I had barely popped one bite into my mouth when Brandon dropped another outrageous demand, pushing his luck even further.
"I already said I'm sorry," he said casually. "Now, you need to go apologize to Natalie."
The apple froze in my throat.
"She's in the emergency room right now," Brandon continued, without a hint of shame. "The doctor said if you had kicked her any harder, you would have permanently damaged her uterus."
I knew it all along. His sudden kindness was laced with poison.
The sweet, crisp taste of the fruit in my mouth turned thick and bitter, sticking to my tongue like ash.
"Brandon, I'm not kidding about calling off the wedding."
His brows pulled together slowly, a dark, heavy frown settling across his face.
"But you were the one who started the fight. If you apologize to her, my dad will perform your mom's heart‑bypass surgery this month. Personally."

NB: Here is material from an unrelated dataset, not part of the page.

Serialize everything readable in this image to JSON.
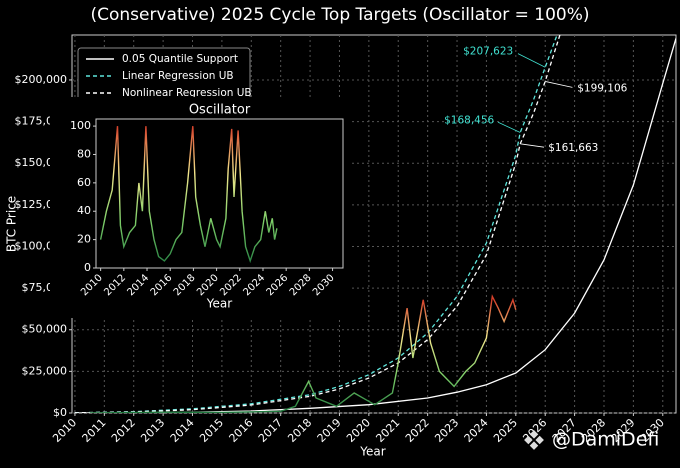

I stared at him, my heart turning to ice. I had brought up my mother's urgent surgery to Brandon countless times before.
Every single time, he had told me his father was a prestigious chief surgeon who couldn't just jump the waiting list, claiming it would ruin his professional reputation. Not even when I offered to pay double the medical fees did he budge.
But now, simply to force me to bow down and humble myself to Natalie, he threw his father's services out like it was nothing. He didn't even blink.
The person he was always willing to bend the rules for had never been me. It was her.
But his little threat didn't work on me anymore. My dad had already secretly pulled his own strings to line up a world‑renowned overseas specialist. We had already scheduled the procedure for right after the planned wedding date anyway.
I shook my head, my voice dead calm. "I will never apologize to her. Not as long as I live."
Brandon shot straight to his feet, the legs of his chair letting out a loud, harsh screech against the hospital linoleum.
"Fine!" he sneered, glaring down at me. "I'll just see how long you can keep this arrogant act up!"